Yes, the simplest was to overtrump, but would a second heart discard have worked as well? That is, keeping the diamond J would keep his safe exit as the transportation issues keep South from cashing two top diamonds. Or is there some nefarious way home for South that I am missing in this line?

bobbywolffAugust 31st, 2021 at 6:07 pm

Hi Jeff S,

No, bridgewise (and I use the word advisedly) it is best to not over trump and then when North switches to a low trump then play the ace and lead the king of spades, not a small one as superior strategy to not have a second trump diminish trump tricks ahead in dummy.

All in a pure plan to read cards and distribution, while protecting oneself against good defense.

bobbywolffAugust 31st, 2021 at 6:14 pm

Hi again Jeff S,

And more times than ever imagined, sometimes 3-1 defensive trump distributions are more advantageous to declarer than are 2-2 allowing
bridge to keep their “best mind game ever” reputation to live forever.

Robert BordenAugust 31st, 2021 at 9:49 pm


Although the column doesn’t specify which order the discard(s) from East are taken,
although it appears that it was a heart followed by a diamond, it is imperative that
the diamond be discarded first and then overruff the 4th club and exit with a pointed suit
card. This prevents declarer from being able to strip east of his exit cards and still be
able to get to his hand to lead the heart 4 towards dummy to end play east.

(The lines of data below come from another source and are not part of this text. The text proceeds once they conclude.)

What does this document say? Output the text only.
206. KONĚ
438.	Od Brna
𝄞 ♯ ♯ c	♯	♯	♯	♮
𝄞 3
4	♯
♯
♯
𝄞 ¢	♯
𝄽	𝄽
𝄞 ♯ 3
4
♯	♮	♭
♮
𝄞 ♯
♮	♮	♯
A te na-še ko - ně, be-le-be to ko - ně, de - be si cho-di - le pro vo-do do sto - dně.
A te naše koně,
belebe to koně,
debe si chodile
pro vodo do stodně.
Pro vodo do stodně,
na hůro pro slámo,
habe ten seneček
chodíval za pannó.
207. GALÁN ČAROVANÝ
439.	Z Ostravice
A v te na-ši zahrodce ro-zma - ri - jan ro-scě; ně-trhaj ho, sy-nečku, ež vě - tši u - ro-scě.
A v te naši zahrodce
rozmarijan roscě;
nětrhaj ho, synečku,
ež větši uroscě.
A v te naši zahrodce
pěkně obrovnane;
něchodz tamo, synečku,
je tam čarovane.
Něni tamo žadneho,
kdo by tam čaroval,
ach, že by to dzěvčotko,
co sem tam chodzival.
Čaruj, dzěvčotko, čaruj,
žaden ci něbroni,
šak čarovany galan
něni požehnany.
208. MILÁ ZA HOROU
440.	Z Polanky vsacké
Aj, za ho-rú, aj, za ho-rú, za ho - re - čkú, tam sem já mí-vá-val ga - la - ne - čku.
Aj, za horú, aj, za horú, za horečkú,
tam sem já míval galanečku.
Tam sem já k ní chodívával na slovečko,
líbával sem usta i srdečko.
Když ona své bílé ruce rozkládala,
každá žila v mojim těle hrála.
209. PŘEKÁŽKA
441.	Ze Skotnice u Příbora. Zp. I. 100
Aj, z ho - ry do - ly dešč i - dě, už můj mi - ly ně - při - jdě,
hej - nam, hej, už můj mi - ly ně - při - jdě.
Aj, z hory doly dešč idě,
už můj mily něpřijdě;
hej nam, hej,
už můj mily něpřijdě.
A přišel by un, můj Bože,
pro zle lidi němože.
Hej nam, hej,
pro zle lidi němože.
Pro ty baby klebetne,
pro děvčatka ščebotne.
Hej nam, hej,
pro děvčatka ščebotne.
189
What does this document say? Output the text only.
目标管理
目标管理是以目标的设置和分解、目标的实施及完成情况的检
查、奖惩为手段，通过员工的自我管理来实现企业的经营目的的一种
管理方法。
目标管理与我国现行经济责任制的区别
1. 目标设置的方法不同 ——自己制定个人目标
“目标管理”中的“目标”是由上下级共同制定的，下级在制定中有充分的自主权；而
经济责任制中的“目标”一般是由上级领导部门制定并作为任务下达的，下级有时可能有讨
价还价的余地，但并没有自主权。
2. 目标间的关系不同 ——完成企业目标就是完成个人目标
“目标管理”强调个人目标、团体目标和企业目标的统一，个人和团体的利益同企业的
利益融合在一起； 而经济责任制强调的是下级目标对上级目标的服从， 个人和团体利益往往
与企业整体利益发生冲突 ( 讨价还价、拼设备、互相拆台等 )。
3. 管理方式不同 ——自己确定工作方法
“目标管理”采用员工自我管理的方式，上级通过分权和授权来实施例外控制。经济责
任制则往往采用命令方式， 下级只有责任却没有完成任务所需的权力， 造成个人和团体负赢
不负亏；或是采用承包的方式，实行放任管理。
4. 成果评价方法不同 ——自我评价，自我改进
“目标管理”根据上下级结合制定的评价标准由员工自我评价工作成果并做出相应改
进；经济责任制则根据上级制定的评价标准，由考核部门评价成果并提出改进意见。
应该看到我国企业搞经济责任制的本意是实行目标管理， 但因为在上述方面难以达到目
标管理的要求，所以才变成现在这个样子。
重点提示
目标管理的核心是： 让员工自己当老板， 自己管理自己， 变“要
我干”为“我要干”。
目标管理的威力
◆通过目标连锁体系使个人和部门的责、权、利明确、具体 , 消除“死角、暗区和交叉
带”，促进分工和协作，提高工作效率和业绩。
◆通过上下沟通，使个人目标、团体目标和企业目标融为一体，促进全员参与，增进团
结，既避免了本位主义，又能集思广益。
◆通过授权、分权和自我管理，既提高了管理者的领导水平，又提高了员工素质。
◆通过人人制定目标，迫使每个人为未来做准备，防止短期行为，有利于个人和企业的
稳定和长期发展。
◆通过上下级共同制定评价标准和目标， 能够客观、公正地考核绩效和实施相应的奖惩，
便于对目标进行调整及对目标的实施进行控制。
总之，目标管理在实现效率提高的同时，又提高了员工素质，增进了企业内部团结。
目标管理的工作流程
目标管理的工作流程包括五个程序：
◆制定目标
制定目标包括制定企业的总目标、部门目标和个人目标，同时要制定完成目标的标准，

Jeff SeSeptember 1st, 2021 at 2:02 pm

Hi Bobby,

Probably too late to get an answer to this question, but I think I didn’t ask my original question very clearly. I was talking about East overtrumping North with the KS. That was best and would have defeated the contract. I was just wondering if, once he decided against overtrumping, discarding a second heart instead of discarding the JD would have still defeated the contract.

Thanks again.

Jeff SSeptember 1st, 2021 at 2:18 pm

Hi Bobby,

It is probably too late to get an answer on this one now. I’m sorry, I don’t think I asked my question clearly enough or, maybe, I just don’t understand the answer. I was talking about East overtrumping with the KS. It was the easiest and best way to defeat the contract, but I was wondering if, once he had decided not to overtrump, East could have still defeated the contact by discarding a second heart and keeping the JD.

Thanks again.

bobbywolffSeptember 1st, 2021 at 4:13 pm

Hi Jeff S,

Yes he could have, since that second diamond lead could have broken up declarer’s play as it goes game plan, by breaking up declarer’s entries to dummy prematurely and not allowing him the necessary heart end play he needed.

Even with all hands exposed, it is sometimes
difficult, at best, to mentally imagine, much less play, one’s 13 cards to absolutely best advantage.

Ironically, with players who cheat, their lack of talent sometimes causes them to not get the best result, in spite of great, though illegal information, communicated to them by nefarious means.

Maybe that above fact was created by lady luck, who (at least I hope), despises bridge cheats and does what she can to lessen their off-the-charts advantage.